Today celebrates something I do far too much of.

It’s World Thinking Day, and while the focus this year is on poverty and hunger, sadly, most of us will go about our daily life bogged down by the usual thoughts about bills, mortgages, relationships and trying to remember whether we need more oven chips for tonight’s tea.

What I’d like to achieve on World Thinking Day is not to think at all, or to think only of nice things. I’m guilty of thinking too deeply about not-so-nice things, working myself up into a frenzy over the same old worries.

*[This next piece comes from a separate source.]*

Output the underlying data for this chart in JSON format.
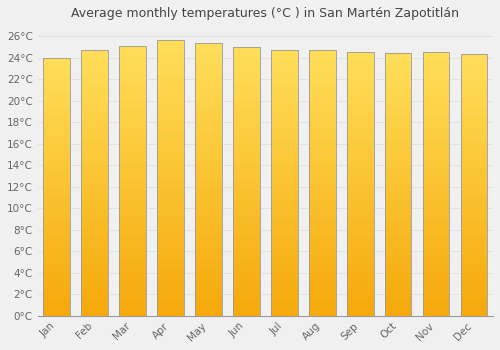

Do my friends really like me, do people talk about me behind my back, why don’t my parents listen to my side of an argument over that of my siblings, will our house fall down if we don’t tackle the damp patch?

Many of my thoughts are similar to those I had when I was a teenager. I thought I’d grow out of being concerned by what people think of me, but, despite having a busy life and a family to fill my head, I still fret about it.

World Thinking Day was introduced by Girl Guides and Girl Scouts, with a different, worthy, focus every year.

I promise to devote a few minutes thought to poverty and hunger, but for me, today will revolve around positive thinking. As Morecambe and Wise used to say, it’s the thing to try when things look black. Not that my life is doom-laden, but I would like to put a positive spin on things to boost my spirits.

My friends must surely like me or we wouldn’t meet up so regularly; I’ll never come out smelling of roses in any disagreement with my siblings, so what’s the point in stressing about it; and the damp isn’t that much of a problem – seeing Haiti on the news I shouldn’t complain. But thinking along those lines isn’t easy.

People suggest meditation and yoga as an aid to more positive thought.

But I find that lying on a mat with soft music playing gives rise to even deeper contemplation of my troubles.

I’m full of admiration for Plato, spending all day and every day mulling things over. I’d be driven mad. And it’s very antisocial. I wonder how many of his mates told him to ‘get a life’.

People say that by thinking positively good things will happen. So, today I am going to put that to the test. I’m going to banish all negative thoughts. I’m going to mentally file them away under ‘trash’.

And then, tomorrow, no doubt my brain will press the retrieve button and they’ll all come rushing back to overwhelm me.